Introduced in Innistrad: Midnight Hunt, the Day and Night cycle was Magic: The Gathering's latest attempt to translate classic horror tropes to the TCG format. At face value, Day and Night does this successfully by determining what form werewolves and similar beasts take when they hit the battlefield. Digging a little deeper, however, it quickly becomes clear that Day and Night cycles are determined by a convoluted system of tracking how many spells a given player casts on a given turn. This isn't exactly the kind of thing most players are looking to keep track of, especially not when it must be kept track of every turn, regardless of whether any relevant cards are in play. Lorcana should focus on engaging, impactful mechanics going forward.

Poison/Toxic/Infect - Magic: The Gathering

glistener elf leaping through the partially metallic treeline of a corrupted section of myroddin

Whereas there is a definite reason to want an ability or mechanic that eats through an opponent's defenses, those that whittle them down to nothing in record time aren't necessarily in the same category. This is precisely the case when it comes to mechanics such as Infect, Poison, and Toxic from Magic: The Gathering, all of which effectively cut the opposing player's life total in half from the start.

Despite giving players another way to win, these mechanics also tend to end games prematurely. Though Infect decks still rely on creatures to win games by connecting with their opponent in combat, they frequently win as early as turn three by making use of cheap threats and even cheaper pump spells. Considering Lorcana doesn't rely on attacking a player's opponent directly, a mechanic such as Toxic simply wouldn't fit the game's tone. Beyond that, giving players a way of setting their game clock forward in such a drastic fashion could easily be met with derision from a player base looking to escape the trappings of more competitive trading card games. It's definitely smarter for Lorcana to leave the 20 Lore goal right where it is.

Companions/Learn/Wishes - Magic: The Gathering

lurrus of the dream den creeping through short grass with one of its cubs in tow

Magic sideboards are intended to be used as a fine-tuning option between games, but they also interact with a number of mechanics that reference cards the player owns from outside the game. Although these various mechanics all have something different to offer, they all lean directly on turning a player's sideboard into an extension of their hand rather than an extension of their deck.
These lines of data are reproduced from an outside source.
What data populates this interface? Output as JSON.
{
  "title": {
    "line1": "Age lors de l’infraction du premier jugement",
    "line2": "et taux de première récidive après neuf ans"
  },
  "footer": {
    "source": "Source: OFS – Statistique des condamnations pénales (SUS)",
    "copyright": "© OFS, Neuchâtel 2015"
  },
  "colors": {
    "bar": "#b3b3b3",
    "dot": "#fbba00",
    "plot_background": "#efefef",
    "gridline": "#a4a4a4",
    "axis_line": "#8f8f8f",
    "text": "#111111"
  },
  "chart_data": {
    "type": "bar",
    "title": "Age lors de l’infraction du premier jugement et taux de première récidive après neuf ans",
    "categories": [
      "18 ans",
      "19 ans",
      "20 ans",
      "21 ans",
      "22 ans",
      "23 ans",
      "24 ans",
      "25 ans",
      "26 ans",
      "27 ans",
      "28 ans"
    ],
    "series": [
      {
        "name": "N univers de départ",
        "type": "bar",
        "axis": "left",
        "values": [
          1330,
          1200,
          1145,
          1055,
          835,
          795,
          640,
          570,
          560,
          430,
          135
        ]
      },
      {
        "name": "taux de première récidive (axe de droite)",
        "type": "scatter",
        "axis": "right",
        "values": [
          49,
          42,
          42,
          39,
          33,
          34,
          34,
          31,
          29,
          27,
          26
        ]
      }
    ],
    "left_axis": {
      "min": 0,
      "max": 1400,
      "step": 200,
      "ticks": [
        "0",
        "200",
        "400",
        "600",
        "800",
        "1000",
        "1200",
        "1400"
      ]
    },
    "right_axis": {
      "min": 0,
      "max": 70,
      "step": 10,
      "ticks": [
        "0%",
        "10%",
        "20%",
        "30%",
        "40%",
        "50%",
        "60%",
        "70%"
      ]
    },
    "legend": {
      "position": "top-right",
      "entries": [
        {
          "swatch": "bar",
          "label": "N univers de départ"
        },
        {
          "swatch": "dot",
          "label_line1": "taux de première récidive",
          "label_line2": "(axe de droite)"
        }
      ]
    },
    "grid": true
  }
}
In Magic: The Gathering, cards like Burning Wish let players fetch specific types of cards from outside the game yet within their sideboard, while mechanics such as Learn do the very same thing with an even smaller pool of potential cards to choose from. Thematically, Wish and Learn mechanics are resounding successes. In practice, they are slightly more controversial, though not nearly as much as Companions have been. Another way of turning a player's sideboard into part of their hand, Companions give players loose deck-building restrictions in exchange for what may as well be an eighth card in their starting hand, one that is ever present throughout the match. Lorcana is still in its infancy, and messing around with cards form outside the game is a recipe for disastrously complicated gameplay interactions.